Certainly, Cubans in Louisville are pushing back hard after the Black Lives Matter chapter in the city made a number of demands of one of its favorite restaurants.
More than 100 members of the city’s Cuban community gathered at La Bodeguita de Mima, on Market St., Sunday to rally in support of the immigrant-owned eatery.
The gathering came after a controversial letter from Black Lives Matter set out its requirements to improve diversity in the NuLu section of the city, which is known for its locally owned shops and restaurants.
Fernando Martinez, a partner of the Olé Restaurant Group, publicly denounced the letter’s demands on Facebook, calling them “mafia tactics” used to intimidate business owners.
On Sunday, Martinez addressed the crowd with his mother and relatives standing alongside him.
“La Bodeguita is open to everybody,” Martinez said, according to a report in the Louisville Courier Journal.
“If you’re gay, this is your home. If you’re Black, this is your home. If you’re white, this is your home. If you’re human, this is your home.”
“How can I be called a bigot and a racist when my family is Black? When my son is gay?” he asked. “I’m the proud father of a gay son, and I’m gonna fight for him against anybody.”
Black Lives Matter has demanded that businesses in the NuLu district more accurately reflect Louisville’s Black population by hiring a minimum of 23% Black staff, purchasing a minimum of 23% inventory from Black retailers or donating 1.5% of net sales to a local Black nonprofit. The group has also called for diversity and inclusion training for all staff members on a bi-annual basis.
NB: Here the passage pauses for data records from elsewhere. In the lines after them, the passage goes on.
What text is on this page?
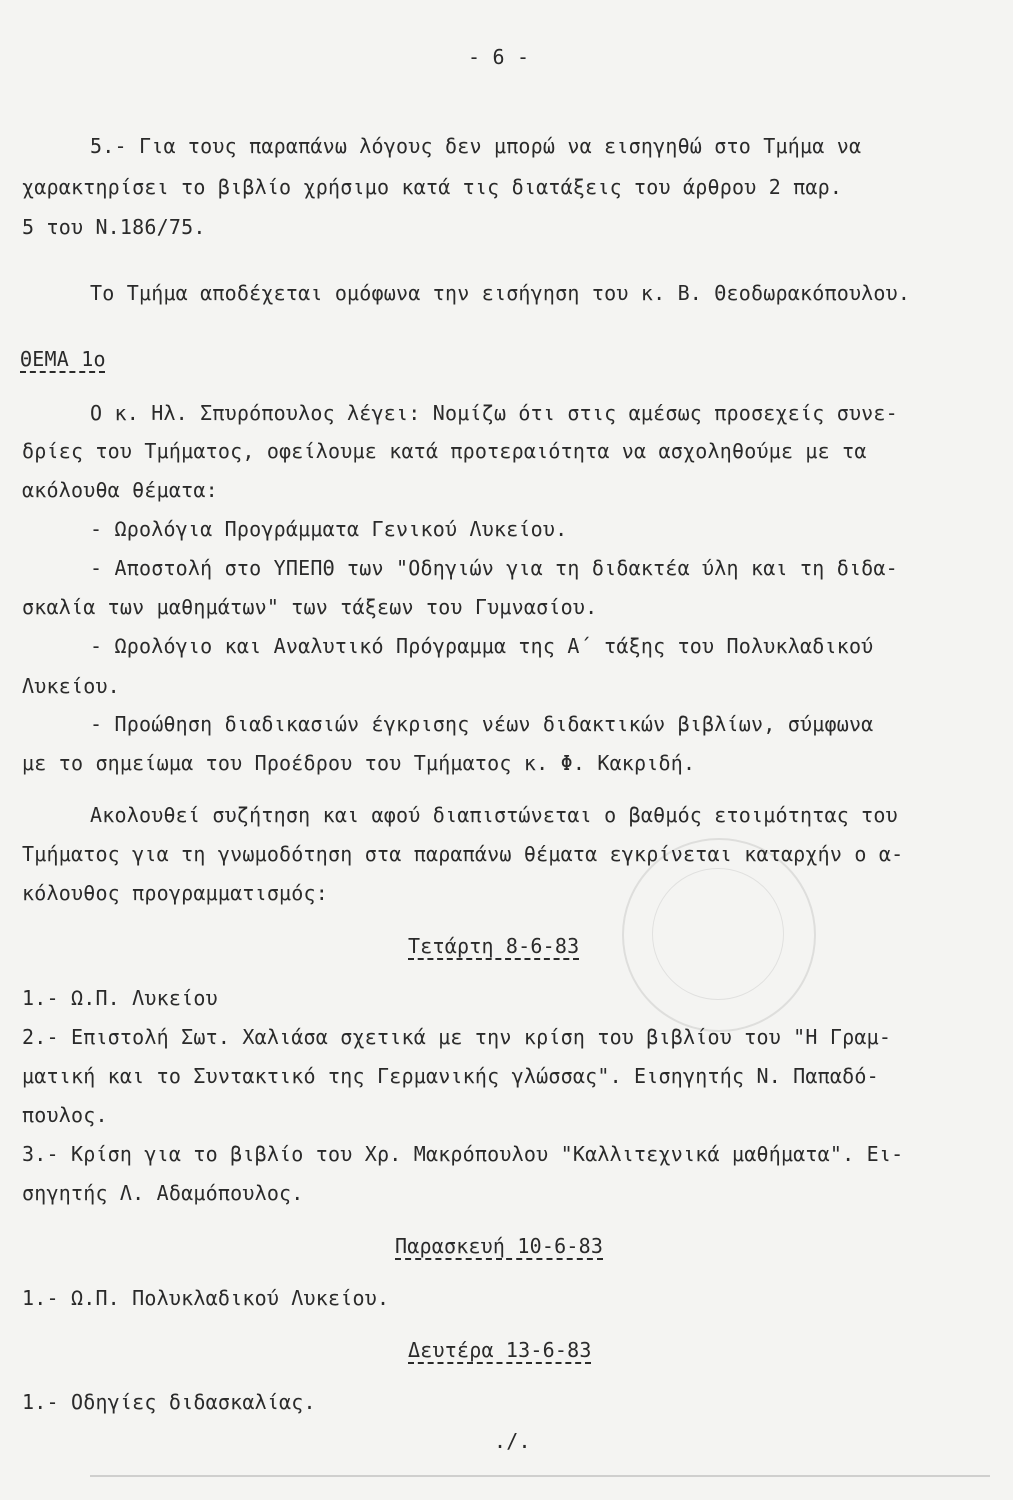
- 6 -
5.- Για τους παραπάνω λόγους δεν μπορώ να εισηγηθώ στο Τμήμα να
χαρακτηρίσει το βιβλίο χρήσιμο κατά τις διατάξεις του άρθρου 2 παρ.
5 του Ν.186/75.
Το Τμήμα αποδέχεται ομόφωνα την εισήγηση του κ. Β. Θεοδωρακόπουλου.
ΘΕΜΑ 1ο
Ο κ. Ηλ. Σπυρόπουλος λέγει: Νομίζω ότι στις αμέσως προσεχείς συνε-
δρίες του Τμήματος, οφείλουμε κατά προτεραιότητα να ασχοληθούμε με τα
ακόλουθα θέματα:
- Ωρολόγια Προγράμματα Γενικού Λυκείου.
- Αποστολή στο ΥΠΕΠΘ των "Οδηγιών για τη διδακτέα ύλη και τη διδα-
σκαλία των μαθημάτων" των τάξεων του Γυμνασίου.
- Ωρολόγιο και Αναλυτικό Πρόγραμμα της Α΄ τάξης του Πολυκλαδικού
Λυκείου.
- Προώθηση διαδικασιών έγκρισης νέων διδακτικών βιβλίων, σύμφωνα
με το σημείωμα του Προέδρου του Τμήματος κ. Φ. Κακριδή.
Ακολουθεί συζήτηση και αφού διαπιστώνεται ο βαθμός ετοιμότητας του
Τμήματος για τη γνωμοδότηση στα παραπάνω θέματα εγκρίνεται καταρχήν ο α-
κόλουθος προγραμματισμός:
Τετάρτη 8-6-83
1.- Ω.Π. Λυκείου
2.- Επιστολή Σωτ. Χαλιάσα σχετικά με την κρίση του βιβλίου του "Η Γραμ-
ματική και το Συντακτικό της Γερμανικής γλώσσας". Εισηγητής Ν. Παπαδό-
πουλος.
3.- Κρίση για το βιβλίο του Χρ. Μακρόπουλου "Καλλιτεχνικά μαθήματα". Ει-
σηγητής Λ. Αδαμόπουλος.
Παρασκευή 10-6-83
1.- Ω.Π. Πολυκλαδικού Λυκείου.
Δευτέρα 13-6-83
1.- Οδηγίες διδασκαλίας.
./.
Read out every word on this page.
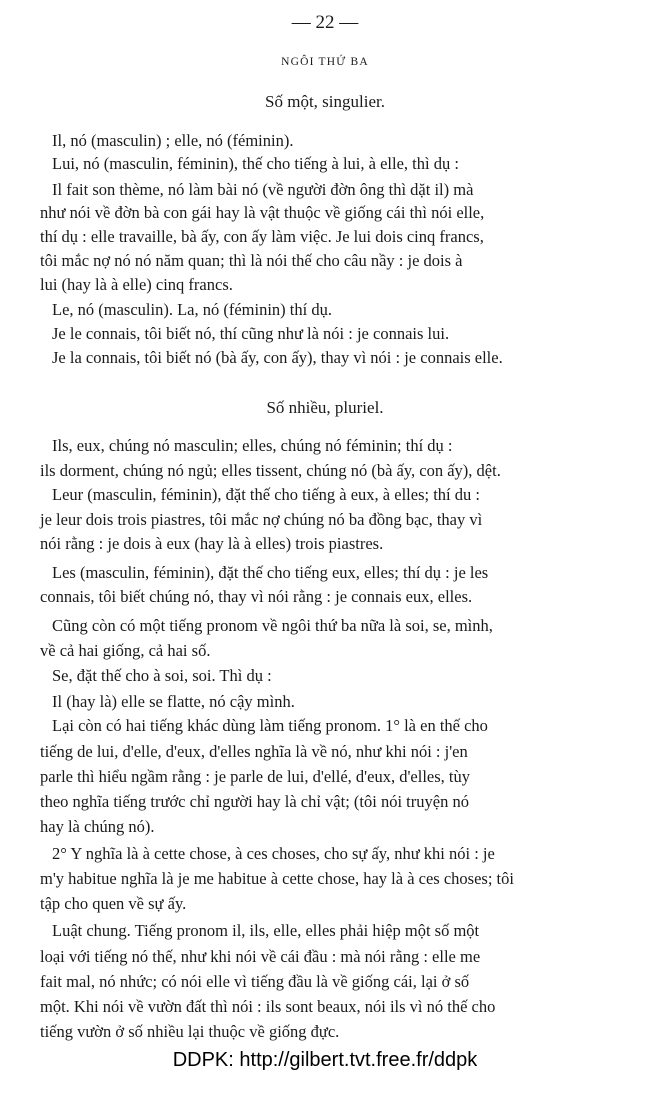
— 22 —
NGÔI THỨ BA
Số một, singulier.
Il, nó (masculin) ; elle, nó (féminin).
Lui, nó (masculin, féminin), thế cho tiếng à lui, à elle, thì dụ :
Il fait son thème, nó làm bài nó (về người đờn ông thì dặt il) mà
như nói về đờn bà con gái hay là vật thuộc về giống cái thì nói elle,
thí dụ : elle travaille, bà ấy, con ấy làm việc. Je lui dois cinq francs,
tôi mắc nợ nó nó năm quan; thì là nói thế cho câu nầy : je dois à
lui (hay là à elle) cinq francs.
Le, nó (masculin). La, nó (féminin) thí dụ.
Je le connais, tôi biết nó, thí cũng như là nói : je connais lui.
Je la connais, tôi biết nó (bà ấy, con ấy), thay vì nói : je connais elle.
Số nhiều, pluriel.
Ils, eux, chúng nó masculin; elles, chúng nó féminin; thí dụ :
ils dorment, chúng nó ngủ; elles tissent, chúng nó (bà ấy, con ấy), dệt.
Leur (masculin, féminin), đặt thế cho tiếng à eux, à elles; thí du :
je leur dois trois piastres, tôi mắc nợ chúng nó ba đồng bạc, thay vì
nói rằng : je dois à eux (hay là à elles) trois piastres.
Les (masculin, féminin), đặt thế cho tiếng eux, elles; thí dụ : je les
connais, tôi biết chúng nó, thay vì nói rằng : je connais eux, elles.
Cũng còn có một tiếng pronom về ngôi thứ ba nữa là soi, se, mình,
về cả hai giống, cả hai số.
Se, đặt thế cho à soi, soi. Thì dụ :
Il (hay là) elle se flatte, nó cậy mình.
Lại còn có hai tiếng khác dùng làm tiếng pronom. 1° là en thế cho
tiếng de lui, d'elle, d'eux, d'elles nghĩa là về nó, như khi nói : j'en
parle thì hiểu ngầm rằng : je parle de lui, d'ellé, d'eux, d'elles, tùy
theo nghĩa tiếng trước chỉ người hay là chỉ vật; (tôi nói truyện nó
hay là chúng nó).
2° Y nghĩa là à cette chose, à ces choses, cho sự ấy, như khi nói : je
m'y habitue nghĩa là je me habitue à cette chose, hay là à ces choses; tôi
tập cho quen về sự ấy.
Luật chung. Tiếng pronom il, ils, elle, elles phải hiệp một số một
loại với tiếng nó thế, như khi nói về cái đầu : mà nói rằng : elle me
fait mal, nó nhức; có nói elle vì tiếng đầu là về giống cái, lại ở số
một. Khi nói về vườn đất thì nói : ils sont beaux, nói ils vì nó thế cho
tiếng vườn ở số nhiều lại thuộc về giống đực.
DDPK: http://gilbert.tvt.free.fr/ddpk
Martinez has claimed his business was also directly threatened with violence if it did not comply.
The restaurateur, who said he escaped Fidel Castro’s Cuba on a raft aged just 18, added: “It’s sad that we have to justify who we are as people,” he said. “We need to come together as a community. We’re not an enemy of the Black community. We’re all people and we come in all colors.”
Louisville, like many cities across the U.S., has seen anti-police protests. The protests in Louisville have largely called for justice for Breonna Taylor.
Taylor, a 26-year-old Black woman, was fatally shot when police officers burst into her Louisville apartment using a no-knock warrant in the early morning hours of March 13 during a narcotics investigation. The warrant to search her home was in connection with a suspect who did not live there and no drugs were found inside.